Citibank and CIBC World Markets also lowered their forecasts for the euro last week. Citibank now expects the euro to trade at 82 cents in six months, down from the original forecast of 86. CIBC reduced its forecast to 85 cents from 92 by the end of June.
Germany and France, which account for more than half the products and services produced in the 12 nations sharing the euro, have reported less-than-expected first-quarter expansion, with Germany growing 0.4 percent and France slowing to a pace of 0.5 percent. The U.S. economy grew 1.3 percent in the same period.

Intervention Concern
The euro has fallen 3.6 percent versus the dollar since the end of April, becoming the second-worst performing major currency.
It's now almost 2 cents below the level where the ECB bought the currency with other major central banks on Sept. 22 to give it a boost. The ECB subsequently intervened alone on three occasions in November when the euro was between 85 and 87. Each time, the gains didn't last.
Welteke said in an interview in Frankfurter Allgemeine Zeitung last week that the euro's losses have contributed to inflation in the region, fanning speculation the ECB may step in to buy euros. A weakening currency may cause inflation by making imports more expensive.

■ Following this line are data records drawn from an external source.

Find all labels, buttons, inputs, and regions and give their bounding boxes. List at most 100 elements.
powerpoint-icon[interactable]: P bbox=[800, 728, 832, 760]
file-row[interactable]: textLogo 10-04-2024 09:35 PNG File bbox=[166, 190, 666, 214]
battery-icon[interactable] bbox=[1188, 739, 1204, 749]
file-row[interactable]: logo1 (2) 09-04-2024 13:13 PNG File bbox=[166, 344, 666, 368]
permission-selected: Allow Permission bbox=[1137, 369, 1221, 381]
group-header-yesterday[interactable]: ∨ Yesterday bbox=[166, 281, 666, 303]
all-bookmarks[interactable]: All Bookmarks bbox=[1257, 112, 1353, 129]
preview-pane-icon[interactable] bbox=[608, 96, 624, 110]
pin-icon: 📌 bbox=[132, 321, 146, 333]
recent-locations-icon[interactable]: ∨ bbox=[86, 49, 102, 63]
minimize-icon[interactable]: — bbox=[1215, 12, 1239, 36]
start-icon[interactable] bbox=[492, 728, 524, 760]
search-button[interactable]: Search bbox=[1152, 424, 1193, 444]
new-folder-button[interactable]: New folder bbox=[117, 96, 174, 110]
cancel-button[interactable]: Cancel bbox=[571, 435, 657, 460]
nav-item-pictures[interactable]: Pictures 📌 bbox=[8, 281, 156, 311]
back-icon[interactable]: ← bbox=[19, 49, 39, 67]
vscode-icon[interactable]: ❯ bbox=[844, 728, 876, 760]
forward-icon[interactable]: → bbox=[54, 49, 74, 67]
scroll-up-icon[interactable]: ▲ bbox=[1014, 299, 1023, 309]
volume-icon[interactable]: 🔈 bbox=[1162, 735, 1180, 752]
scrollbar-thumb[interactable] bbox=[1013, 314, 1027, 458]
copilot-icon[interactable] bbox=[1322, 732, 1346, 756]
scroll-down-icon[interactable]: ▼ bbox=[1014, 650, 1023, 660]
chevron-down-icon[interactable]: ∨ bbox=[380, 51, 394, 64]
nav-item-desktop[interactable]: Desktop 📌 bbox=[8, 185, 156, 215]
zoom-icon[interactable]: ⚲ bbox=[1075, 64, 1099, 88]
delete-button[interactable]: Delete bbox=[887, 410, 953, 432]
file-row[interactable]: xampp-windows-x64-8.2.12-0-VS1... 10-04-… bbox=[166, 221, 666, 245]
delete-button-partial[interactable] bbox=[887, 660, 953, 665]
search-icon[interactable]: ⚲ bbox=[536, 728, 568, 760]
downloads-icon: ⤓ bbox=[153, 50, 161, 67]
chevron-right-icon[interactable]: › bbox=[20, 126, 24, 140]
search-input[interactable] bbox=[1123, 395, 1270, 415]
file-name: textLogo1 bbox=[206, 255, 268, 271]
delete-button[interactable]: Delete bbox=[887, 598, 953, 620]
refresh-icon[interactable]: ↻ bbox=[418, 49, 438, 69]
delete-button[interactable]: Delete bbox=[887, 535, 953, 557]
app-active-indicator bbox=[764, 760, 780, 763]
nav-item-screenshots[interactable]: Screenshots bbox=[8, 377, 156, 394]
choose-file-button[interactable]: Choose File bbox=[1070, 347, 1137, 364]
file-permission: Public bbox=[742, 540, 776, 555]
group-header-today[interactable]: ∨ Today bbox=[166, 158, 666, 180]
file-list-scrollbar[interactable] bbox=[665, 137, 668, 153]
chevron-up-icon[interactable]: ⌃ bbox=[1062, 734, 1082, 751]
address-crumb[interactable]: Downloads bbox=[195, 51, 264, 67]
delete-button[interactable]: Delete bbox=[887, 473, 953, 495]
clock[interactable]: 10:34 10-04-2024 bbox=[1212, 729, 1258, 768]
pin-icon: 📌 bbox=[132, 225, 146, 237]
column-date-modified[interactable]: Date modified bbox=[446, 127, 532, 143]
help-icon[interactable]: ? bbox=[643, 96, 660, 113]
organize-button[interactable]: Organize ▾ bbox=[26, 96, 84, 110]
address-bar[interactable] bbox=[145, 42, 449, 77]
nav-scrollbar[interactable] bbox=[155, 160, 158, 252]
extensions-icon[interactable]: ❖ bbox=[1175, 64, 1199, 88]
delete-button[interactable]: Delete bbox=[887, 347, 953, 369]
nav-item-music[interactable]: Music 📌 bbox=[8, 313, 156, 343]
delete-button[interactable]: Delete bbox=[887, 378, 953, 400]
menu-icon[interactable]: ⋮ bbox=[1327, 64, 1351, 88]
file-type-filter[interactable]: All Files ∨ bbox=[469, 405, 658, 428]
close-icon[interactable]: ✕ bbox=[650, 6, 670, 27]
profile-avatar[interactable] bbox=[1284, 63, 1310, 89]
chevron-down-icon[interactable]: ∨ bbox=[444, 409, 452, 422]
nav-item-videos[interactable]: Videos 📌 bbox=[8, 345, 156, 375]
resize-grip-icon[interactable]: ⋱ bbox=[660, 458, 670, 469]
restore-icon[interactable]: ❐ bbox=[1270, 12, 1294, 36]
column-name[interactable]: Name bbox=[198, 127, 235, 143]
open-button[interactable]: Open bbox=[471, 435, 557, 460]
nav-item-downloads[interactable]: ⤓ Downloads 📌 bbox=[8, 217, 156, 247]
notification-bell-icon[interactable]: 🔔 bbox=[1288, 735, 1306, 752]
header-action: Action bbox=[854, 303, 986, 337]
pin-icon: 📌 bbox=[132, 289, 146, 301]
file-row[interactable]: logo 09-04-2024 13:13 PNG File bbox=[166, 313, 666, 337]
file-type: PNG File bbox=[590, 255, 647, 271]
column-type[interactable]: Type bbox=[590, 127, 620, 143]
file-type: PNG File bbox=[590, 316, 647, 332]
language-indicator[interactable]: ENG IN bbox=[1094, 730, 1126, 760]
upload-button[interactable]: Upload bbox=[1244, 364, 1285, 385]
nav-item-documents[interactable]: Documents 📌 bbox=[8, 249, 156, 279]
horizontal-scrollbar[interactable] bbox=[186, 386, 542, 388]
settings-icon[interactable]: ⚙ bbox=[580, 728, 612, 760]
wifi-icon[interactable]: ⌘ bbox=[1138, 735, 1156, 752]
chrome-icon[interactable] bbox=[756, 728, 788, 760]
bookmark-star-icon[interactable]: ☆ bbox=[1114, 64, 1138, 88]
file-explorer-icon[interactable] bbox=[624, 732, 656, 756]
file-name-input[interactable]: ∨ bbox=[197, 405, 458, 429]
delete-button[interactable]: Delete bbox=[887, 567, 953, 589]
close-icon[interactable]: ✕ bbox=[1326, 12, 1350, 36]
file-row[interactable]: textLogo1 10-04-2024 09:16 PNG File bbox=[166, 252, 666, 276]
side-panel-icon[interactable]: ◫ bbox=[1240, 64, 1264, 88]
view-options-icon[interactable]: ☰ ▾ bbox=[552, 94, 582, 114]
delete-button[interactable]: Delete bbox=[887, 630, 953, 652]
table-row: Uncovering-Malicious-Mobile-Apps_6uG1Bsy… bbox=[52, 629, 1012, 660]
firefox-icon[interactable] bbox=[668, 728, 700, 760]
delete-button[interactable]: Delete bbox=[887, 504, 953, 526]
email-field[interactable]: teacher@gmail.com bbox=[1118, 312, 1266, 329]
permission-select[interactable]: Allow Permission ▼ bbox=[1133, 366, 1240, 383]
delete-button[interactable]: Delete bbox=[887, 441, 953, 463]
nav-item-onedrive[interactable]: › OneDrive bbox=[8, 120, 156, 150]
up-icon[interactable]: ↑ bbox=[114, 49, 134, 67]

Currency intervention by the ECB may not help boost the euro, because ``the bank's action will prove that the ECB's surprise rate reduction was a total mistake,'' Barclays Bank's Sakuma said. ``Whenever the currency jumps by intervention, we will all rush to dump euros.''
In other trading, the dollar rose to 1.7761 Swiss francs from 1.7742 in New York. The British pound fell to $1.4202 from $1.4225 Friday.